“Okay, thank you. Goodbye,” I said nervously upon hanging up the phone after speaking with a professor I know. Satisfied with my pseudo-professionalism, I looked over at my friend and realized she was silently giggling at me.
“What?” I asked, setting my phone down on the dining room table.
“It’s just funny. I mean, your voice gets so much higher and sweeter when you’re talking to real adults. It’s like you’re switching personalities,” she responded, proceeding to return to her homework.
She was so right. Lately, I’ve been considering “voice” and what that actually means in the world of poetics. After spending nearly a year pinpointing precisely what a “Grace poem” is, I’ve been a bit afraid that I will never be able to successfully deviate from it.
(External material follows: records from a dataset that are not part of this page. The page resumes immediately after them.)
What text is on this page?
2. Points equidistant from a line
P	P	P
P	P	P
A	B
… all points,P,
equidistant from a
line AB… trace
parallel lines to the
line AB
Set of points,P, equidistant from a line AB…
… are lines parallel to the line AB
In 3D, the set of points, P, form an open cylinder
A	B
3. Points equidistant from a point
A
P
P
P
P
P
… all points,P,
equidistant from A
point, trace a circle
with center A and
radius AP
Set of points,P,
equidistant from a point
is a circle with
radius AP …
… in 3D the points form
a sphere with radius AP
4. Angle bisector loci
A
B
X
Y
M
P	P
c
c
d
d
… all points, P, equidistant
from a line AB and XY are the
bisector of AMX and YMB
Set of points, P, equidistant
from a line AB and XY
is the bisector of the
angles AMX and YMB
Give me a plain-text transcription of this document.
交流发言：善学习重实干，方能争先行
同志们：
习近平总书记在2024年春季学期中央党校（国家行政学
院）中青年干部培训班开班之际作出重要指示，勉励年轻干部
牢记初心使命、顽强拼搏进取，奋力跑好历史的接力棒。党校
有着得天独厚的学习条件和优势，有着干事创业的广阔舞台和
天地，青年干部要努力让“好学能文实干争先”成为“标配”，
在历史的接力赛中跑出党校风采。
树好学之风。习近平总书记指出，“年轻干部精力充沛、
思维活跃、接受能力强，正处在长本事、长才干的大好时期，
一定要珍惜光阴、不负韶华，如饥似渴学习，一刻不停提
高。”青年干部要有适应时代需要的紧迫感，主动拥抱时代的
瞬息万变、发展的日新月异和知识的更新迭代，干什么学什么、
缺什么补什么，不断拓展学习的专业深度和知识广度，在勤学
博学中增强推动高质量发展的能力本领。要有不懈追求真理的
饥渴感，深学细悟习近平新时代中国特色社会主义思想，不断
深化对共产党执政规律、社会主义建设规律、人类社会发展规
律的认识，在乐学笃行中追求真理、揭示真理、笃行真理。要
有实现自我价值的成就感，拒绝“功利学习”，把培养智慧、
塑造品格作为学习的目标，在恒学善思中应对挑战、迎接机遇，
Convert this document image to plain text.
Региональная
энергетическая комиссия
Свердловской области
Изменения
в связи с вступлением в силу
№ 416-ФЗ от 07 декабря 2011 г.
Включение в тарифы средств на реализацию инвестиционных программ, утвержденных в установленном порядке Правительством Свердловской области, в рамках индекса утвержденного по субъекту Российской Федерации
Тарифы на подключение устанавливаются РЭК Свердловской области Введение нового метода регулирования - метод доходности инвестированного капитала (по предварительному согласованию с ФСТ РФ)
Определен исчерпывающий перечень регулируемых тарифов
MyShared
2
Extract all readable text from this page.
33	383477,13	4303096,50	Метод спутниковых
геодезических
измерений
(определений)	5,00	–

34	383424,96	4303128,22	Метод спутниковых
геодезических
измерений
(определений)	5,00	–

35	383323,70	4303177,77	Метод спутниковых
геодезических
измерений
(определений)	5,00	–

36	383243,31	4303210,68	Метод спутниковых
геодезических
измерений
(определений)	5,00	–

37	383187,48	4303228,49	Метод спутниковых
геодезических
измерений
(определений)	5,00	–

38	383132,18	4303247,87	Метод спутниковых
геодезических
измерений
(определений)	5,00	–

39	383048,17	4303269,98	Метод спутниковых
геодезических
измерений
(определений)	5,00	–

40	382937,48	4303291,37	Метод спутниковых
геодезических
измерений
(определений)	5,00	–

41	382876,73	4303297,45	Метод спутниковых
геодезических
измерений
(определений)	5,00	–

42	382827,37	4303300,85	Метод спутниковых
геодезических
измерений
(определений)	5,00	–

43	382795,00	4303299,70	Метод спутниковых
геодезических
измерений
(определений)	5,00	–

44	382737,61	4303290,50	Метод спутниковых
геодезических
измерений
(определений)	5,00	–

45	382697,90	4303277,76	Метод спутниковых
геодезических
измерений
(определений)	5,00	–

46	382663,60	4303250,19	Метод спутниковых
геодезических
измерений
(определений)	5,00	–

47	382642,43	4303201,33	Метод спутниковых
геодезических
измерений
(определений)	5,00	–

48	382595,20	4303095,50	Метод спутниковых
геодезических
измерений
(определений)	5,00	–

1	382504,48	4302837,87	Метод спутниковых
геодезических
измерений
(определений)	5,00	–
To combat this, I made a list of the different voices I have around different people in real life: the voice only my friends and family know (and hate), the quiet and serious voice, the voice I use when Johnny bites Kenny in my second grade classroom, the voice I use when speaking with my dear Great Aunt Bonnie, the voice I use in every dreaded class presentation, the voice I use when someone knocks on the public bathroom door and I, for a moment, forget how to speak humanly.
After writing said list, I started to generate poems from different voices, and ended up narrowing in on the sarcastic and witty asshole that lounges in the La-Z-Boy between my brain hemispheres, always making delicious puns in the wrong context or getting nine-year-old Grace out of trouble by making Mom laugh. Writing with wit was an exercise in restraint, especially in the excitement of Taylor Swift-ing the shit out of someone whom I can only hope will someday stumble across a published version of my most recent poem and feel, like, real human emotions or something. Anyway, it was refreshing to get something out there that didn’t follow my own footsteps.
I think biting humor is a great place to start, but I’m excited to keep attempting to access different voices and come at poems from varied angles. For all of you lovely poets out there, what are ways in which you defy your own normal and “try new things?” I could always use more inspiration.